Author Contributions

N.R.N. and M.I. designed and performed all activities of the study; they also collected, analyzed the data and draft the manuscript. D.K.T. and S.L.N. drafted the case reports and contributed in writing and proofreading the manuscript. T.H. contributed in the analysis of data included in this paper, drafting and proofreading it. All authors have read and agreed to the published version of the manuscript.

Institutional Review Board Statement

This study was approved by the Ethics committee of University of Kochi Faculty of Nutrition (Approval No 15-10) and WHO ICTRP/ISRCTN international clinical trial registry (No ISRCTN35616776).

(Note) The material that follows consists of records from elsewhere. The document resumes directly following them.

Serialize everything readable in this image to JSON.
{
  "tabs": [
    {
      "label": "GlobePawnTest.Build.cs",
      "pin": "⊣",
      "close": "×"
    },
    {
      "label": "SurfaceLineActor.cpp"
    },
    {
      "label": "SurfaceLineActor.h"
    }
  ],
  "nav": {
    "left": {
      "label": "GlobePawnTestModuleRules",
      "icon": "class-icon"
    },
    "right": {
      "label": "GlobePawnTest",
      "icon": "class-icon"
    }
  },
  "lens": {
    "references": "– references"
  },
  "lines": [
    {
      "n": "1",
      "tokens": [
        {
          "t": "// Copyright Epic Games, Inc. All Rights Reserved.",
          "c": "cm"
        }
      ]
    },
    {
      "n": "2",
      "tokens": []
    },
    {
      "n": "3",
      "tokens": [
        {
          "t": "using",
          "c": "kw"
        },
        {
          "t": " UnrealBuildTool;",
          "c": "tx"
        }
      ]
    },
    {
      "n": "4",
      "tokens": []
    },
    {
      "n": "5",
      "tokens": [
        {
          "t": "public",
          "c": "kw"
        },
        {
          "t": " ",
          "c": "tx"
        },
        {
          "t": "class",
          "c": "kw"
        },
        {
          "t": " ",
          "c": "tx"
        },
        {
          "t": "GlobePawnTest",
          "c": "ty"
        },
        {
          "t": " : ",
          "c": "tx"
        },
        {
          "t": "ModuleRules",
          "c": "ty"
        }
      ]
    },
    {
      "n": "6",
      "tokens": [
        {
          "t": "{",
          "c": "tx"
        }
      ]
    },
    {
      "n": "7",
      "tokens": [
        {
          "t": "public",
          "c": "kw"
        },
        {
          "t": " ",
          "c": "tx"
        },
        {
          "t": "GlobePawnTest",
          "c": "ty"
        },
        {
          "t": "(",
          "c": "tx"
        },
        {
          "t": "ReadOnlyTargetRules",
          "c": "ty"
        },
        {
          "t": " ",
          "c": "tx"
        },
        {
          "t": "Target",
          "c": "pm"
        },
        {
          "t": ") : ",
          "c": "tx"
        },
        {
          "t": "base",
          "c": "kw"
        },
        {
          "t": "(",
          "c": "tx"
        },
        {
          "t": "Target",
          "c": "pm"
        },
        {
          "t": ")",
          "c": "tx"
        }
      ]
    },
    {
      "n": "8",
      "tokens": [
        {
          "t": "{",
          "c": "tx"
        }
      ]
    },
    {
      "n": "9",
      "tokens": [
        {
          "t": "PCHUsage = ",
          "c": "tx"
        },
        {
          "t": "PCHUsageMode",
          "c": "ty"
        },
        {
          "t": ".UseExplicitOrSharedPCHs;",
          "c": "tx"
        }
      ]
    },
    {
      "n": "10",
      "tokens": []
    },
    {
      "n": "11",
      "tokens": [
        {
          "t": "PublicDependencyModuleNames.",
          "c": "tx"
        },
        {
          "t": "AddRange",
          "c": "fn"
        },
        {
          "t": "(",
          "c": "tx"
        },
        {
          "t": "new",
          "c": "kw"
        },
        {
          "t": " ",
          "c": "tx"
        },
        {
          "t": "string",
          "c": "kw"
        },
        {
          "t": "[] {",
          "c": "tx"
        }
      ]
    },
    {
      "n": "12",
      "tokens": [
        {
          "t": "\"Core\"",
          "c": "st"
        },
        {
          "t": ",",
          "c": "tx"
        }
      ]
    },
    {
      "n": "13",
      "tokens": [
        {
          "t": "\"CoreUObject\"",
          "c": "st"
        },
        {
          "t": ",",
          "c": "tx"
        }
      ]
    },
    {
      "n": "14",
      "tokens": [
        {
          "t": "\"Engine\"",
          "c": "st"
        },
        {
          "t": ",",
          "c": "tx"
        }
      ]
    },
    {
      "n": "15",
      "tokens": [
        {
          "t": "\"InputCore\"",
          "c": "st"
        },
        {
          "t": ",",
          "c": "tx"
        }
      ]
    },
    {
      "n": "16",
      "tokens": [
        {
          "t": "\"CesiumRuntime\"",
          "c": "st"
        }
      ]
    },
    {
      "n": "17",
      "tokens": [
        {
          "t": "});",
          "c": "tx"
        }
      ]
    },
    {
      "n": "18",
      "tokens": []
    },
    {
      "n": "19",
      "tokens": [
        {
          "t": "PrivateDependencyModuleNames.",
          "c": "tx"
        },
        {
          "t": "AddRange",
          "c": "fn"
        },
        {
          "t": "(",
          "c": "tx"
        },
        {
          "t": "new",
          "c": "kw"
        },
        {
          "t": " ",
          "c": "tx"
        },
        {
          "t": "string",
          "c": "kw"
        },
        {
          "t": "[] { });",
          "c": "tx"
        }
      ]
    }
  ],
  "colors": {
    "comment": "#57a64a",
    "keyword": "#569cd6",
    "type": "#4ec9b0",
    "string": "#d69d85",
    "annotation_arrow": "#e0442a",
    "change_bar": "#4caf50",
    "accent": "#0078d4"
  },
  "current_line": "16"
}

The funding institution had no role in the study design, data collection, analys is or interpretation.

Informed Consent Statement

Each of the participants in the main study and the clinical cases provided written informed consent.

Data Availability Statement

Dataset analyzed for this report is can be obtained from the corresponding author (NRN).

Conflicts of Interest

Authors declare no conflict of interest related to this study. The funder had no role in the design of the study; in the collection, analyses, or interpretation of data; in the writing of the manuscript; or in the decision to publish the results.

Funding Statement

This research project was partially supported by Kochi Prefecture Local Development Fund 2015, Kochi prefecture government, Japan. However, the APC was not funded.